In the 1989 lease amendment, Pergament agreed to pay additional sublease rent of $224,000 annually for the last 11 years, 9 months of the sublease term commencing in January 1993. As conceded by Pergament, consideration for the 1989 lease modification does exist. Hence, defendant’s arguments are without merit. The sublease is declared valid, binding and enforceable.

SUMMARY JUDGMENT

It is well settled that summary judgment is a drastic remedy which can only be granted when it is clear that there is no triable issue of fact presented. (Andre v Pomeroy, 35 NY2d 361 [1974]; Alvarez v Prospect Hosp., 68 NY2d 320 [1986].) Where, as here, there is no triable issue of fact, summary judgment is appropriate. (Friends of Animals v Associated Fur Mfrs., 46 NY2d 1065 [1979]; Sillman v Twentieth Century-Fox Film Corp., 3 NY2d 395 [1957].) In this case, the court is presented with clear contractual obligations on the part of the parties vis-á-vis the 1987 sublease and its 1989 amendment. These unambiguous documents form the basis of the legal arguments *558so well argued by counsel. As such, summary judgment is appropriate in determining questions of law which arise from such agreements. (See, Chimart Assocs. v Paul, 66 NY2d 570 [1986], supra; Tantleff v Truscelli, 110 AD2d 240 [2d Dept 1985].)

Pergament posits that summary judgment should be denied because there is reason to believe that Middle Village and Vertical are conspiring to defeat its rights. Accordingly, Pergament suggests that summary judgment be deferred until discovery pursuant to CPLR 3212 (f) can be had. Summary judgment should not be deferred where unsubstantiated or conclusory assertions, such as Pergament’s conjecture here, are made as a basis to defeat summary judgment. (See, Bosio v Selig, 165 AD2d 822 [2d Dept 1990].) Discovery will not demonstrate anything relevant to the issues presented in this case. At best, Pergament will be able to show clever business manéuvering and planning which, in the context of the 1987 sublease and its 1989 amendment, are permissible. All that Pergament bargained for was the right to remain in the leasehold for so long as Middle Village maintained its status as a prime tenant. So long as Pergament maintains its leasehold through the end of the term, it has no basis to complain.

Accordingly, plaintiffs motion for summary judgment should be granted in its entirety and defendant’s motion for summary judgment must be denied.

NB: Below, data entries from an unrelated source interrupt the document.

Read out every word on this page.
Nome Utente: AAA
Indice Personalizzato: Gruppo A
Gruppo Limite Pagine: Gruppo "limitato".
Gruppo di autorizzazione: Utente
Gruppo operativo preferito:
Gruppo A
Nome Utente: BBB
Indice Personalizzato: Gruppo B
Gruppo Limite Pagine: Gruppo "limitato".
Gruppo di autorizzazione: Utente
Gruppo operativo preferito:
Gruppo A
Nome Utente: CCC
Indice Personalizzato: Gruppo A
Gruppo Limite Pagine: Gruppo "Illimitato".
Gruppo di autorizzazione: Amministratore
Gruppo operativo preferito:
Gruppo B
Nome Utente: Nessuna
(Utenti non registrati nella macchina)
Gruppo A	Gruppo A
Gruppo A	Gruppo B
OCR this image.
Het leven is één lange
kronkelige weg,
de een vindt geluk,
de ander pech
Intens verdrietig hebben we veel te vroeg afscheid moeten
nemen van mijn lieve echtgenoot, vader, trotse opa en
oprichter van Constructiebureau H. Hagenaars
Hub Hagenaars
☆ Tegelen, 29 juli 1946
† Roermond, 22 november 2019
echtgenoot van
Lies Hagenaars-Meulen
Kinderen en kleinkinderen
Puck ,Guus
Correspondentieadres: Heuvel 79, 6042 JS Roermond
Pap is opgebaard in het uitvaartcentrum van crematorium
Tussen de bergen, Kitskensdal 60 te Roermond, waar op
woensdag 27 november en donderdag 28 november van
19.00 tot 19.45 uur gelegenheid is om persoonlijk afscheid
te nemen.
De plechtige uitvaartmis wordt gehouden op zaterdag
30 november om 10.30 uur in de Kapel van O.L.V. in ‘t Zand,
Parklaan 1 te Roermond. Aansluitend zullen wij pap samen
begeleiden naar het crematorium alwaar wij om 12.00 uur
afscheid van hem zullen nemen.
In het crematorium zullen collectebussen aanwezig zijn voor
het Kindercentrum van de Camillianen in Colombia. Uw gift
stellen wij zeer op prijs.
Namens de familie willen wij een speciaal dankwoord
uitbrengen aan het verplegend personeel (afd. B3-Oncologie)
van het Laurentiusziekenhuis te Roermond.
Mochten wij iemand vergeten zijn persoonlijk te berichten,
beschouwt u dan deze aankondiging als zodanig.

Therefore, it is, ordered that plaintiffs motion for summary judgment is granted in its entirety and defendant’s motion for summary judgment is denied; and it is ordered that it is declared that the instrument dated June 2, 1987 between plaintiff and defendant is a sublease and not a pro tanto assignment; and it is further ordered that defendant may not compel plaintiff to extend the term of the prime lease between Vertical Industrial Park Associates and plaintiff; and it is further ordered that plaintiff is not obligated to procure an estoppel certificate and nondisturbance agreement from its landlord, Vertical Industrial Park Associates; and it is further ordered that the 1989 sublease amendment is declared to be valid and binding and enforceable; and it is ordered that plaintiffs second cause of action is dismissed as moot.

Settle judgment on 10 days’ notice.

The same holds true with regard to Pergament’s inability to compel Middle Village to obtain an estoppel certificate or nondisturbance agreement as discussed infra.